Well-known Canadian poet Dennis Lee chronicled key moments from his 50-year career at VIU’s annual Gustafson Distinguished Poetry event on Oct. 17 and 18. Lee, this years’ Gustafson Poetry Chair, was Canada’s First Poet Laureate and winner of the Governor General’s award.
Lee is known for his children’s poetry, such as Alligator Pie and Garbage Delight, but is also the writer of adult pieces in his books Civil Elegies and Testament.
As well as being an author and poet, Lee taught English at the University of Toronto and co-founded the House of Anansi Press. He has written song lyrics for Jim Henson’s live-action children’s show Fraggle Rock and worked with Henson again, scriptwriting for his puppet epics The Dark Crystal and Labyrinth.
Lee got his start in writing at a very young age, claiming that he was first published around the age of seven or eight.
The two-day Gustafson event and lecture entitled “Re-greening the Undermusic,” began with Lee giving an informal and intimate reading for students on Oct. 17. Lee read from both his old and new works and gave listeners a preview from his upcoming book entitled Melvis and Elvis, which he hopes to have published in 2013.
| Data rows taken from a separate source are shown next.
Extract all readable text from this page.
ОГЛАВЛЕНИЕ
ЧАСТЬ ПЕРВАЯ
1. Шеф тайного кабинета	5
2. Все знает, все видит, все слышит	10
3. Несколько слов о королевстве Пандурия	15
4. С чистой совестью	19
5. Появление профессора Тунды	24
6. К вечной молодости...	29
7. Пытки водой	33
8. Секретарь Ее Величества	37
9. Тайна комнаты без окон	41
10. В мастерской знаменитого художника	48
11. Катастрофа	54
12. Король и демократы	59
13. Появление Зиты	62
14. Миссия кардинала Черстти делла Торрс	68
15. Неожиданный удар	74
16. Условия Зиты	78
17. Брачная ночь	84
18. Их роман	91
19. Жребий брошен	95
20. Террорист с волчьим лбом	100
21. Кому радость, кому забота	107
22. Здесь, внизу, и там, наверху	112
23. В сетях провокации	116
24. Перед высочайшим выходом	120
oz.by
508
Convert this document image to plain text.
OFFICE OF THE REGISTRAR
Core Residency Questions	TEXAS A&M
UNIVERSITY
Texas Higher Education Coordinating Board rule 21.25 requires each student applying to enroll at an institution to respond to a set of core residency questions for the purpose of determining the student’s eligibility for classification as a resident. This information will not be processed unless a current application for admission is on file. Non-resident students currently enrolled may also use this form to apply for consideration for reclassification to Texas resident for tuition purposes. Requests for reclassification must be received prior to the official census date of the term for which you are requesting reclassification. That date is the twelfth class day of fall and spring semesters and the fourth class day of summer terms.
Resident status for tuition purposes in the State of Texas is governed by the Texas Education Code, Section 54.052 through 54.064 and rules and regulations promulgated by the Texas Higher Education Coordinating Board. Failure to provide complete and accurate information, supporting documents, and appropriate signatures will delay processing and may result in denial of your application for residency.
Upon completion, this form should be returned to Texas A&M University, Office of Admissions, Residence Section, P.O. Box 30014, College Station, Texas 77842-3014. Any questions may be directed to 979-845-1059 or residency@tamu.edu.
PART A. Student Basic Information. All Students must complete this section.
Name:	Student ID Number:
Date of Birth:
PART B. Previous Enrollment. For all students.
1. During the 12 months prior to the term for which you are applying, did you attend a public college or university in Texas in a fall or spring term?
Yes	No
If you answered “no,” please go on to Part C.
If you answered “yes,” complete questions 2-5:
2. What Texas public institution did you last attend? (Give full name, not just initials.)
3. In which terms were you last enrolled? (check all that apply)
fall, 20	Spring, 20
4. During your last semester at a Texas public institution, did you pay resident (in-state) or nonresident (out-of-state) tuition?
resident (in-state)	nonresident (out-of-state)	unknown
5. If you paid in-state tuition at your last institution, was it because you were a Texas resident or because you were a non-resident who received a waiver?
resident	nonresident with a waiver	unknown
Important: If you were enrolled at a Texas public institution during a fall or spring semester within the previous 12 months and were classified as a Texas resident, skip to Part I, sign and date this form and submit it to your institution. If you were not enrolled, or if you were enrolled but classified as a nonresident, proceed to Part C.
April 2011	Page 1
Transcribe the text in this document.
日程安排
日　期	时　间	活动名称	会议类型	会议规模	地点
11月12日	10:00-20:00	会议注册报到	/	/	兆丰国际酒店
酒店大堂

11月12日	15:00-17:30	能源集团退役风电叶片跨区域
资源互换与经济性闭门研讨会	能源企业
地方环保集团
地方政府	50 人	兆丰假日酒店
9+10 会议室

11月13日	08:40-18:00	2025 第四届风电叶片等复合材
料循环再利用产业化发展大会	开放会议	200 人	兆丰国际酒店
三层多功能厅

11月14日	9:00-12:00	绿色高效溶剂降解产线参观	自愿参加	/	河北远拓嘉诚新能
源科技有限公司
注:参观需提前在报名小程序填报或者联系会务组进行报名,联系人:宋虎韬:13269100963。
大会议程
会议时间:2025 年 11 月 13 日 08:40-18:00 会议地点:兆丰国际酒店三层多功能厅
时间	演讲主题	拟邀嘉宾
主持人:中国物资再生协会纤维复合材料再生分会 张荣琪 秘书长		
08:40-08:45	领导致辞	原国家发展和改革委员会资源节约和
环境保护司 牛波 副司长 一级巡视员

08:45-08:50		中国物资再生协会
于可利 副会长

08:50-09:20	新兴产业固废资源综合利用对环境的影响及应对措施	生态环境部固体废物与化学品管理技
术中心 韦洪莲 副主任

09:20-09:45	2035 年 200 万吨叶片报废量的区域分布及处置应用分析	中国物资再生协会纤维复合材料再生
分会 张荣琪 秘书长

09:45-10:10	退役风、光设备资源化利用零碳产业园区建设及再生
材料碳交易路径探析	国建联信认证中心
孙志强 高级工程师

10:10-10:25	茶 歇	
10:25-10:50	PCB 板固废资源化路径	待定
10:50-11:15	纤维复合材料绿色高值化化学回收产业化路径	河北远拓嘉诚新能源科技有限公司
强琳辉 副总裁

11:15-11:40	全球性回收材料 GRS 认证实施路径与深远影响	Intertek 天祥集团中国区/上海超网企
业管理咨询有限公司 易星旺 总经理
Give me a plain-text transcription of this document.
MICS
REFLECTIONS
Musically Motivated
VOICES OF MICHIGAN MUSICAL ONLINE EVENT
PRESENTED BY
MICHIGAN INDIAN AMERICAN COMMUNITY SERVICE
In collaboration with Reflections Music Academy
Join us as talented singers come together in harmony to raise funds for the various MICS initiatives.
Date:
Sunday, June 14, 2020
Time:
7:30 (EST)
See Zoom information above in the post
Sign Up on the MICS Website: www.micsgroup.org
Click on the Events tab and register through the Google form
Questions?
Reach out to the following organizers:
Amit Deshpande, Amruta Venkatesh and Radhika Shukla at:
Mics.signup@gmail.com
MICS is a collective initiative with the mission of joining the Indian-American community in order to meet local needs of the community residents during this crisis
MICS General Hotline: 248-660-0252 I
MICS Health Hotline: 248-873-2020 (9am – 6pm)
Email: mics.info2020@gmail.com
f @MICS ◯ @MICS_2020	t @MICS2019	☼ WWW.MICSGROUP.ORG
The second day of the event was a formal public lecture that included readings of a more serious nature, with humorous interludes to keep the crowd engaged.
Lee said he enjoys the Gustafson event because it allows him to read and speak freely about his work, and he is able to focus on the technical aspects of writing rather than just the big picture. Lee, a Toronto native, also said he enjoys spending time in Nanaimo and had not visited the city in years. He spent the evening highlighting key moments throughout the last five decades of his career; beginning with poems he called “crappy” and emphasizing thematic and stylistic changes that shape his work today.
VIU’s Gustafson Distinguished Poetry event was established in 1998 from the estate of Canadian poet, Ralph Gustafson. The event was first held in 1999, and has since hosted poets such as Don Domanski, Carol Ann Duffy, and Jan Zwicky.